Lobbyists Attack The Scope Of The Government's Proposed Register

Government plans to regulate lobbyists have been attacked as "fundamentally flawed" by leading players in the industry.

This attack came as representatives from the lobbying profession spoke to MPs on the Constitutional Reform Committee about their concerns. Ministers are in the middle of a consultation on who should, and should not, be made to sign the register.

Francis Ingham, from the Public Relations Consultants' Association, argued that the register failed to go far enough. The government's planned register, he said, only covered third-party operatives who represented many clients as part of a lobbying agency. It left out dedicated staff who worked in one company.

"It has a very narrow definition. It will cover only a small part of the industry. It will exclude anyone who works in an in-house team. It will exclude lawyers who lobby, management consultants who lobby, it won't cover many people. It is unfair to the people covered."

Ingham also mocked how effective the government's register would be as, he claimed, existing voluntary registers require more information than the statutory one being envisaged. As a result, he was sceptical "how you can make a greater call for transparency, by reducing the quantity of information that’s required and the amount of people who are required to give it".

He called for the government to "broaden the scope of the register and get on with implementing it, rather than waste more time".

After recent scandals over lobbying involving the firm Bell Pottinger and former defence secretary Liam Fox, Ingham declared the public were prone to "unwarranted [and] disingenuous" concern about meetings between politicians and lobbyists.

This session by the Political and Constitutional Reform committee came as they consider the government's plans for a register. The government recently announced it would impose one in a move to "bring transparency to the process". David Cameron declared in February 2010 that lobbying was "the next big scandal waiting to happen".

In-house lobbyists work for a single organisation, and lobby ministers and MPs for that organisation only. Third party lobbyists work for agencies, and have a variety of clients.

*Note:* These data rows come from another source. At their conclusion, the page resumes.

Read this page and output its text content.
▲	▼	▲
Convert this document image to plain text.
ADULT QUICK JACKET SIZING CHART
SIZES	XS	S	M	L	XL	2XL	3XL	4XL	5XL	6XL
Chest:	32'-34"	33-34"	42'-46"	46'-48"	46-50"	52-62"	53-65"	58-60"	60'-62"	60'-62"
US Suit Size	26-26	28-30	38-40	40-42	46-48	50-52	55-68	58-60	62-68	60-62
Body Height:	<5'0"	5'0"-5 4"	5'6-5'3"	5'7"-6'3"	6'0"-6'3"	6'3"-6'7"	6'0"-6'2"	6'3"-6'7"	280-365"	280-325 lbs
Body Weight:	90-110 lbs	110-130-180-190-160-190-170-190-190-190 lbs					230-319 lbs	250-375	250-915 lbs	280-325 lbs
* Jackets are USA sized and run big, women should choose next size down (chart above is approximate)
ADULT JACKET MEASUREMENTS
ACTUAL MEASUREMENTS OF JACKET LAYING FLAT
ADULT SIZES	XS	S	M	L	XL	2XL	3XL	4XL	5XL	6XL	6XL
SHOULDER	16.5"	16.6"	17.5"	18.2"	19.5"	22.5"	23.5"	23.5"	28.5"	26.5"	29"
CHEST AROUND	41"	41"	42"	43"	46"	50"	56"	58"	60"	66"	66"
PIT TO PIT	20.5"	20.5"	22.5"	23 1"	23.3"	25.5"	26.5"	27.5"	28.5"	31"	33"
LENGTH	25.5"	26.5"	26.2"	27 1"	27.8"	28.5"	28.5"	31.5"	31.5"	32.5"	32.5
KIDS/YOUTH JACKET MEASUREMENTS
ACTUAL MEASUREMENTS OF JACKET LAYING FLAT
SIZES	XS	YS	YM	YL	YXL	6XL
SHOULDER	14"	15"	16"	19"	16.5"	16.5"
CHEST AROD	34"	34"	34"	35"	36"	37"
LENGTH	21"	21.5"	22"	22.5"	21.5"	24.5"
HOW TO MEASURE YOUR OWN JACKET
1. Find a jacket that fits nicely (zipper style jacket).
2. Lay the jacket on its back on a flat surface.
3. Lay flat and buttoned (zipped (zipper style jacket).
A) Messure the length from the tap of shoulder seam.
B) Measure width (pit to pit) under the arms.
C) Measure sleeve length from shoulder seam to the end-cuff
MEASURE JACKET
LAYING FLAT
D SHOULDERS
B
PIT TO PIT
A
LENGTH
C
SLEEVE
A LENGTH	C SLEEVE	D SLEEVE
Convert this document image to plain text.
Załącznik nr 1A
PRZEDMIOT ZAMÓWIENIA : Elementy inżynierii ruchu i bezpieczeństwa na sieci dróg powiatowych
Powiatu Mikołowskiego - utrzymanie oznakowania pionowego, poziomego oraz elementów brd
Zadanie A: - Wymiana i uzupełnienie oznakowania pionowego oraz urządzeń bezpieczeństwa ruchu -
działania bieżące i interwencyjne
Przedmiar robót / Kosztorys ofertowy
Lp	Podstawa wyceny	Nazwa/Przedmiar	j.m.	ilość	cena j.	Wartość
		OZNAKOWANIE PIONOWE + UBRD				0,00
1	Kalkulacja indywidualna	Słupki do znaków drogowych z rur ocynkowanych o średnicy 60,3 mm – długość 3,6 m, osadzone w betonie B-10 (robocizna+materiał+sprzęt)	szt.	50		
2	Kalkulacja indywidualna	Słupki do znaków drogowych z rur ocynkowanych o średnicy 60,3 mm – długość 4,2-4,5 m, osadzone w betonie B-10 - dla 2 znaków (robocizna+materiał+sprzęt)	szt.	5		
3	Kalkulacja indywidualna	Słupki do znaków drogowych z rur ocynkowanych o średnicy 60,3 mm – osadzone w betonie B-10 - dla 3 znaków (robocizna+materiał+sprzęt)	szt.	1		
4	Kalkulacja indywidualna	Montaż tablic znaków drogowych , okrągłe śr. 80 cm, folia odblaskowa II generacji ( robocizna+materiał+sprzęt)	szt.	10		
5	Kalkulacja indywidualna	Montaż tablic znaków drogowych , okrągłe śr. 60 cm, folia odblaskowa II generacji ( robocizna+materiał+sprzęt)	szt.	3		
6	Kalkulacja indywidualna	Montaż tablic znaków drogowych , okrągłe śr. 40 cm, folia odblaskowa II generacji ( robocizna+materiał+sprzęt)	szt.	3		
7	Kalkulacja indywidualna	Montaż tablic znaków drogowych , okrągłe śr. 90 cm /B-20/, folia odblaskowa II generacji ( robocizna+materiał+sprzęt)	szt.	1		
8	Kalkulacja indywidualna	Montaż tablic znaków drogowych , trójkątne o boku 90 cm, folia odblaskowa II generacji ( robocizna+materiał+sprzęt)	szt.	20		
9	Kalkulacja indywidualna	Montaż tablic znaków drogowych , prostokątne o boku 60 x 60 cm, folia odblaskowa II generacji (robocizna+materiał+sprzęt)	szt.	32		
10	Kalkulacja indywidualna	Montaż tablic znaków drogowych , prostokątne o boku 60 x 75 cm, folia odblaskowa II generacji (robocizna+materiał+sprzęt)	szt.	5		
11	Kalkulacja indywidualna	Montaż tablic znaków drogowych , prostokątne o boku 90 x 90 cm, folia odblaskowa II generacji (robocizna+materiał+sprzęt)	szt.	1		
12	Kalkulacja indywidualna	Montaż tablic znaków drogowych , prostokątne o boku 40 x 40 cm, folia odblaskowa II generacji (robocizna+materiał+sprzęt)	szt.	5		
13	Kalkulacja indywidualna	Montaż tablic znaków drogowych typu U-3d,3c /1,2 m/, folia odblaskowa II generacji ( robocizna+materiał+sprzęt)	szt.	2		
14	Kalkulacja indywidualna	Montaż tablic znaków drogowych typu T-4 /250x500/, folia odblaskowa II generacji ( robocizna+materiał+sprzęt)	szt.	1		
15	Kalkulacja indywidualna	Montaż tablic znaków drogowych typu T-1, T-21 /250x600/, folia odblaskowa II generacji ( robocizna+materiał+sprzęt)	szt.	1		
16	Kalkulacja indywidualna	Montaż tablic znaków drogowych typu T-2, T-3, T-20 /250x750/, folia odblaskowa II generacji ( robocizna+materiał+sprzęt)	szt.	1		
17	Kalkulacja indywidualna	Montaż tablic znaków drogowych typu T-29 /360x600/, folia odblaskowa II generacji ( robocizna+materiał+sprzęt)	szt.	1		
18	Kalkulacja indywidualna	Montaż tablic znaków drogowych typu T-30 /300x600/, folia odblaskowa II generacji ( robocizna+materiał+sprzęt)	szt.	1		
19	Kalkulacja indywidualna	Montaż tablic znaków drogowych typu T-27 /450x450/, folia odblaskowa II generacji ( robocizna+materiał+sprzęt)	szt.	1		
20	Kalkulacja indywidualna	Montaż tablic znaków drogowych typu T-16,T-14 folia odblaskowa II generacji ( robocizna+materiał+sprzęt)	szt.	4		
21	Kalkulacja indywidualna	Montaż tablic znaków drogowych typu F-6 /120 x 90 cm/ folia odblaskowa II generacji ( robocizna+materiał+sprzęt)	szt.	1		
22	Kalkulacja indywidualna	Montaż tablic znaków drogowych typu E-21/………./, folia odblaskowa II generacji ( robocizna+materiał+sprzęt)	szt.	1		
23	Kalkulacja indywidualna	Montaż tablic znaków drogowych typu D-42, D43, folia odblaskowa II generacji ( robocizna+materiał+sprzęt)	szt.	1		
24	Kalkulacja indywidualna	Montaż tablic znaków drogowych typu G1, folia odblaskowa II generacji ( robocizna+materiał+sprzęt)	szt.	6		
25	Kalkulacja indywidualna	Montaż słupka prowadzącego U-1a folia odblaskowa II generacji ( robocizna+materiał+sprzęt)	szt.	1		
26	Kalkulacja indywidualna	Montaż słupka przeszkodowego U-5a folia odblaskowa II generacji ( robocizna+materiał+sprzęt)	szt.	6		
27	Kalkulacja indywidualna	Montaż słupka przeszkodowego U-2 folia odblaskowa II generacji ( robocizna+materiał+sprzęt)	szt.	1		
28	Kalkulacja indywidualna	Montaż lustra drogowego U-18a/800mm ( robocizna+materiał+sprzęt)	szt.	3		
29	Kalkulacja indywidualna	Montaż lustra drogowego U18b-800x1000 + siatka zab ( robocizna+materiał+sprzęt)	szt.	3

Jane Wilson, from the CIPR, told MPs that the register was "fundamentally flawed" as it effectively exempted 80% of the lobbying profession. She insisted that lobbying was an "essential part of the democratic process".

The register was dismissed as "flawed and pretty pointless" by the APPC's Helen Johnson. She said she was disappointed by the government's "starting premise that it need only extend to lobbyists acting on behalf of a third party".

"It is at best a deprecation, at worst an unnecessary regulatory burden.... the net result is that you end up not with a register of lobbyists, but a sub-set, a minority of lobbyists" she added.

All three lobbyists agreed that trade unions, in their activities with politicians, should be included on the register.

"If organisations are making representations to politicians, they should do it in an open and transparent way", Johnson told MPs.

Committee member Paul Flynn poured scorn on the lobbyists' argument. He claimed the three professionals were fighting like "cats in a sack" over their main message and needed "someone to bang their heads together from the outside".

He attacked their call for a wider register as "trying to take the proposition of corporate lobbying and spreading it so that it applies to everyone and becomes meaningless".